Während zu Saisonbeginn vor allem Nikita Masepin häufig im Zentrum der Kritik stand, war es in den vergangenen Rennen vor allem Schumacher, der das Auto immer wieder weggeworfen hatte. In Monaco crashte der Deutsche gleich zweimal und verpasste das Qualifying, in Le Castellet konnte er nach einem Crash in Q1 nicht weiter teilnehmen, und jetzt in Ungarn das nächste Malheur.

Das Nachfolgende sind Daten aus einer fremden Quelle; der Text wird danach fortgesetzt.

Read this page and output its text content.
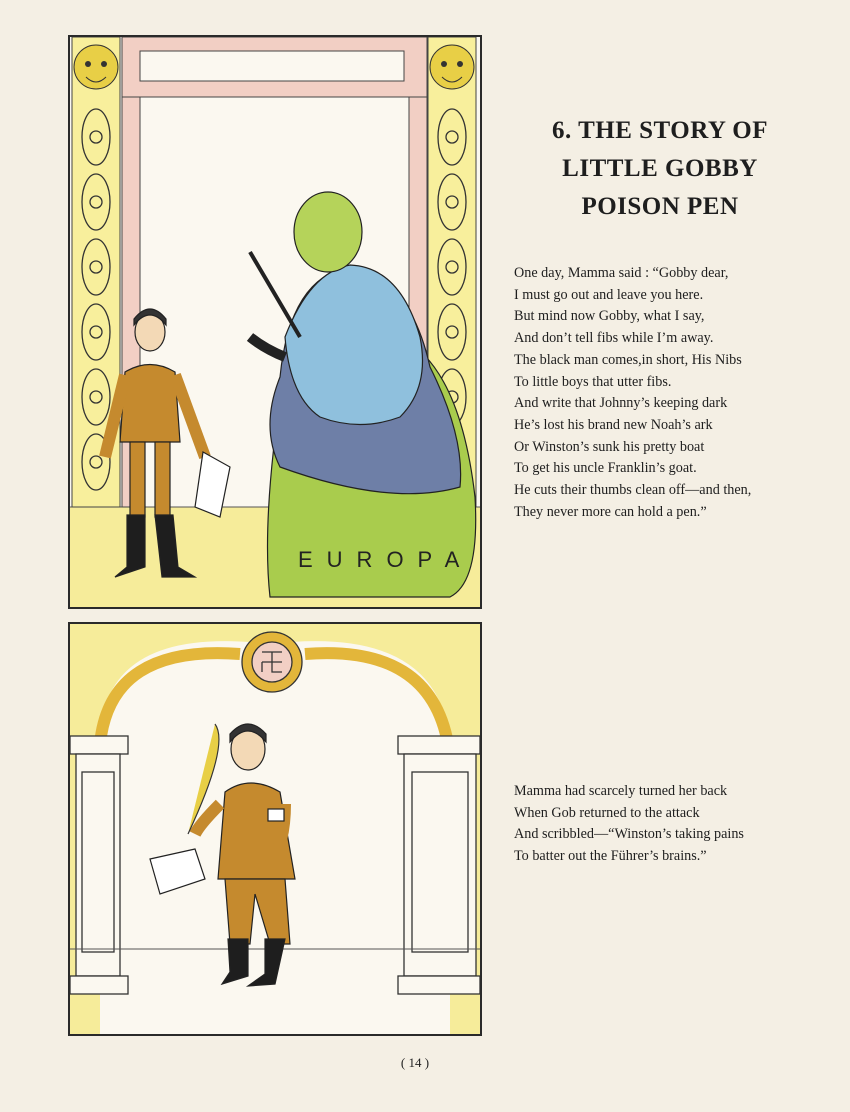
EUROPA
6. THE STORY OF
LITTLE GOBBY
POISON PEN
One day, Mamma said : “Gobby dear,
I must go out and leave you here.
But mind now Gobby, what I say,
And don’t tell fibs while I’m away.
The black man comes,in short, His Nibs
To little boys that utter fibs.
And write that Johnny’s keeping dark
He’s lost his brand new Noah’s ark
Or Winston’s sunk his pretty boat
To get his uncle Franklin’s goat.
He cuts their thumbs clean off—and then,
They never more can hold a pen.”
Mamma had scarcely turned her back
When Gob returned to the attack
And scribbled—“Winston’s taking pains
To batter out the Führer’s brains.”
( 14 )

"Ich weiß, was das bedeutet", haderte Mick Schumacher nach seinem erneuten Abflug am Hungaroring. Er wusste, dass es mit dem Qualifying eng werden würde. Und so kam es auch. "Wie ich die Wand getroffen habe, hat die Reparatur sehr schwierig gemacht", sagt er. "Uns fehlten am Ende aber vielleicht fünf bis zehn Minuten. Eine rote Flagge hätte gereicht und wir hätten zumindest eine Runde fahren können."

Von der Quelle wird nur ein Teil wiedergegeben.